Internet Routing and Infrastructure Security
The Internet has become a critical component of our society, but its routing infrastructure, that is in charge of delivering traffic toward different IP address blocks, i.e. IP prefixes, can undergo many types of anomalies. The anomalies can occur at both the global level and the IP prefix level. At the global level, the Internet routing can deviate from its normal state of operation because of disruptive events such as large-scale power outages, undersea cable cuts, or Internet worms, causing what we call an "Internet earthquake." At the IP prefix level, a prefix can experience degraded or completely broken services because of operational malpractice or security attacks; in prefix hijacking, for example, by lying about routing paths an attacker can hijack or intercept traffic toward a prefix at ease. We therefore conduct a series of studies on Internet routing and infrastructure security, including two Internet routing monitoring systems that we have been researching: "Internet Seismograph" that can be used to measure Internet earthquakes, and "Buddyguard" that detects and analyzes prefix-level routing anomalies.
Online Social Networking Security
Online social networks (OSNs) are a fast-developing global socio-technical infrastructure that have linked millions of users through networked computers and other devices. Unfortunately, OSN participants also face various forms of frauds and attacks, such as spam, denial of service, Sybil attacks, and privacy violations. We are therefore very interested in researching the OSN fraud and attack analysis and detection problem, and have particularly focused on the analysis of various Sybil detection algorithms. We have also designed and developed a privacy-oriented, distributed OSN called SOUP.
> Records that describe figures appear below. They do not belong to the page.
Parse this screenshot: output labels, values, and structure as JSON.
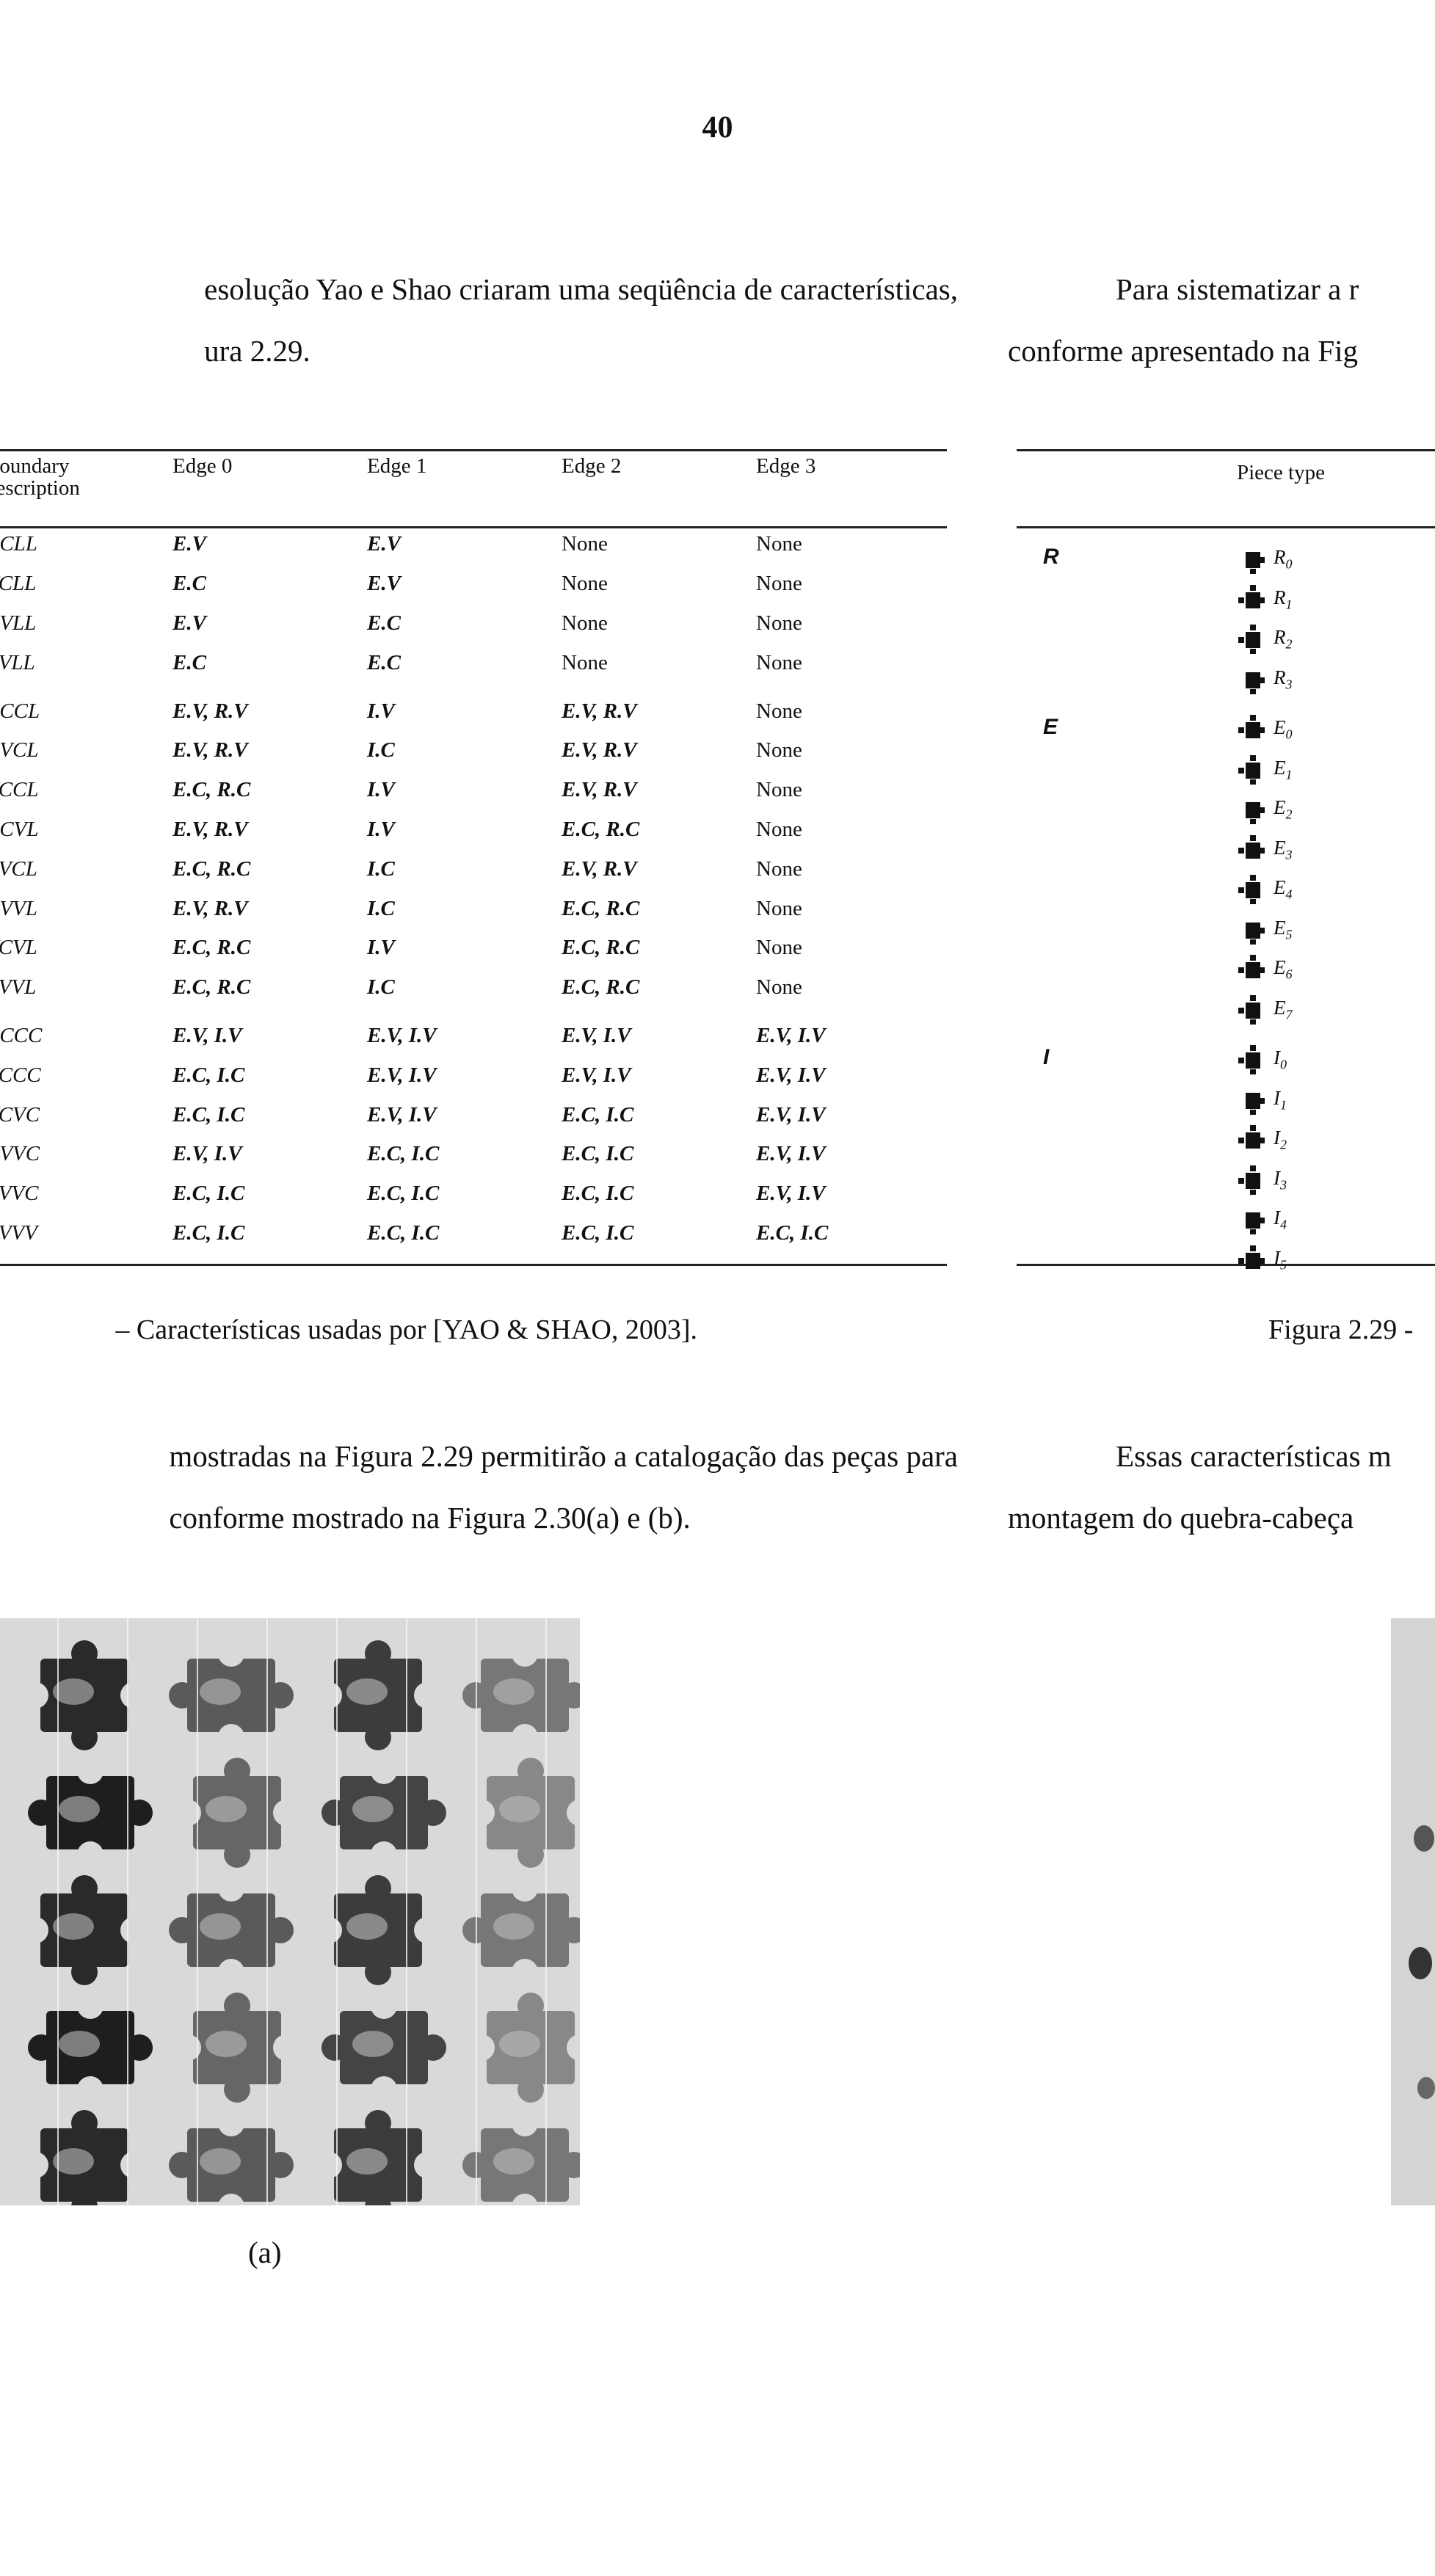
{
  "page_number": "40",
  "paragraph_left_a": {
    "line1": "esolução Yao e Shao criaram uma seqüência de características,",
    "line2": "ura 2.29."
  },
  "paragraph_right_a": {
    "line1": "Para sistematizar a r",
    "line2": "conforme apresentado na Fig"
  },
  "feature_table": {
    "headers": [
      "Boundary\ndescription",
      "Edge 0",
      "Edge 1",
      "Edge 2",
      "Edge 3"
    ],
    "rows": [
      [
        "CCLL",
        "E.V",
        "E.V",
        "None",
        "None"
      ],
      [
        "VCLL",
        "E.C",
        "E.V",
        "None",
        "None"
      ],
      [
        "CVLL",
        "E.V",
        "E.C",
        "None",
        "None"
      ],
      [
        "VVLL",
        "E.C",
        "E.C",
        "None",
        "None"
      ],
      [
        "CCCL",
        "E.V, R.V",
        "I.V",
        "E.V, R.V",
        "None"
      ],
      [
        "CVCL",
        "E.V, R.V",
        "I.C",
        "E.V, R.V",
        "None"
      ],
      [
        "VCCL",
        "E.C, R.C",
        "I.V",
        "E.V, R.V",
        "None"
      ],
      [
        "CCVL",
        "E.V, R.V",
        "I.V",
        "E.C, R.C",
        "None"
      ],
      [
        "VVCL",
        "E.C, R.C",
        "I.C",
        "E.V, R.V",
        "None"
      ],
      [
        "CVVL",
        "E.V, R.V",
        "I.C",
        "E.C, R.C",
        "None"
      ],
      [
        "VCVL",
        "E.C, R.C",
        "I.V",
        "E.C, R.C",
        "None"
      ],
      [
        "VVVL",
        "E.C, R.C",
        "I.C",
        "E.C, R.C",
        "None"
      ],
      [
        "CCCC",
        "E.V, I.V",
        "E.V, I.V",
        "E.V, I.V",
        "E.V, I.V"
      ],
      [
        "VCCC",
        "E.C, I.C",
        "E.V, I.V",
        "E.V, I.V",
        "E.V, I.V"
      ],
      [
        "VCVC",
        "E.C, I.C",
        "E.V, I.V",
        "E.C, I.C",
        "E.V, I.V"
      ],
      [
        "CVVC",
        "E.V, I.V",
        "E.C, I.C",
        "E.C, I.C",
        "E.V, I.V"
      ],
      [
        "VVVC",
        "E.C, I.C",
        "E.C, I.C",
        "E.C, I.C",
        "E.V, I.V"
      ],
      [
        "VVVV",
        "E.C, I.C",
        "E.C, I.C",
        "E.C, I.C",
        "E.C, I.C"
      ]
    ]
  },
  "piece_table": {
    "header": "Piece type",
    "groups": [
      {
        "name": "R",
        "pieces": [
          [
            "R",
            "0"
          ],
          [
            "R",
            "1"
          ],
          [
            "R",
            "2"
          ],
          [
            "R",
            "3"
          ]
        ]
      },
      {
        "name": "E",
        "pieces": [
          [
            "E",
            "0"
          ],
          [
            "E",
            "1"
          ],
          [
            "E",
            "2"
          ],
          [
            "E",
            "3"
          ],
          [
            "E",
            "4"
          ],
          [
            "E",
            "5"
          ],
          [
            "E",
            "6"
          ],
          [
            "E",
            "7"
          ]
        ]
      },
      {
        "name": "I",
        "pieces": [
          [
            "I",
            "0"
          ],
          [
            "I",
            "1"
          ],
          [
            "I",
            "2"
          ],
          [
            "I",
            "3"
          ],
          [
            "I",
            "4"
          ],
          [
            "I",
            "5"
          ]
        ]
      }
    ]
  },
  "caption_left": "– Características usadas por [YAO & SHAO, 2003].",
  "caption_right": "Figura 2.29 -",
  "paragraph_left_b": {
    "line1": "mostradas na Figura 2.29 permitirão a catalogação das peças para",
    "line2": "conforme mostrado na Figura 2.30(a) e (b)."
  },
  "paragraph_right_b": {
    "line1": "Essas características m",
    "line2": "montagem do quebra-cabeça"
  },
  "photo_label": "(a)"
}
Internet of Things Security and Privacy
In recent years, there has been a growing number of physical objects embedded with electronics, sensors, software, and the ability to connect to the Internet. The network of these physical objects that are capable of sending and receiving data over the network without ever needing human-to-human or human-to-machine communication is what is now known as the Internet of Things (IoT). It is projected that by 2020 there will be 50 billion of these devices connected to the Internet, with applications in many diverse areas including health care, home automation, smart grid, smart vehicle, and smart cities. However, while the number, complexity, and functions of IoT devices have been growing, it poses a severe challenge to provide the security and privacy of IoT. Our current research focuses on addressing these challenges in the smart home or hospital environment by developing a framework for adaptive IoT security and privacy.
Privacy in Digital Age
Internet privacy has reached an unprecedentedly high level of risk. Protecting Internet privacy, however, is a daunting task as there are many open problems in almost every domain. Technically, the Internet is yet to become robust against traffic eavesdropping and hijacking, and social medias on the Internet are known to be vulnerable to various privacy violation attempts. Legally, the rapid advance of techniques is catalyzing change in nearly every information privacy law. Economically, it is often elusive to evaluate the cost that privacy violation may bring to consumers and businesses. And lastly, from the social perspective, every netizen must find ways to take control over their personal information. We therefore recognize the great opportunity to study Internet privacy, an unquestionably critical problem. Our team consists of computer scientists and professors in law, business, and philosophy.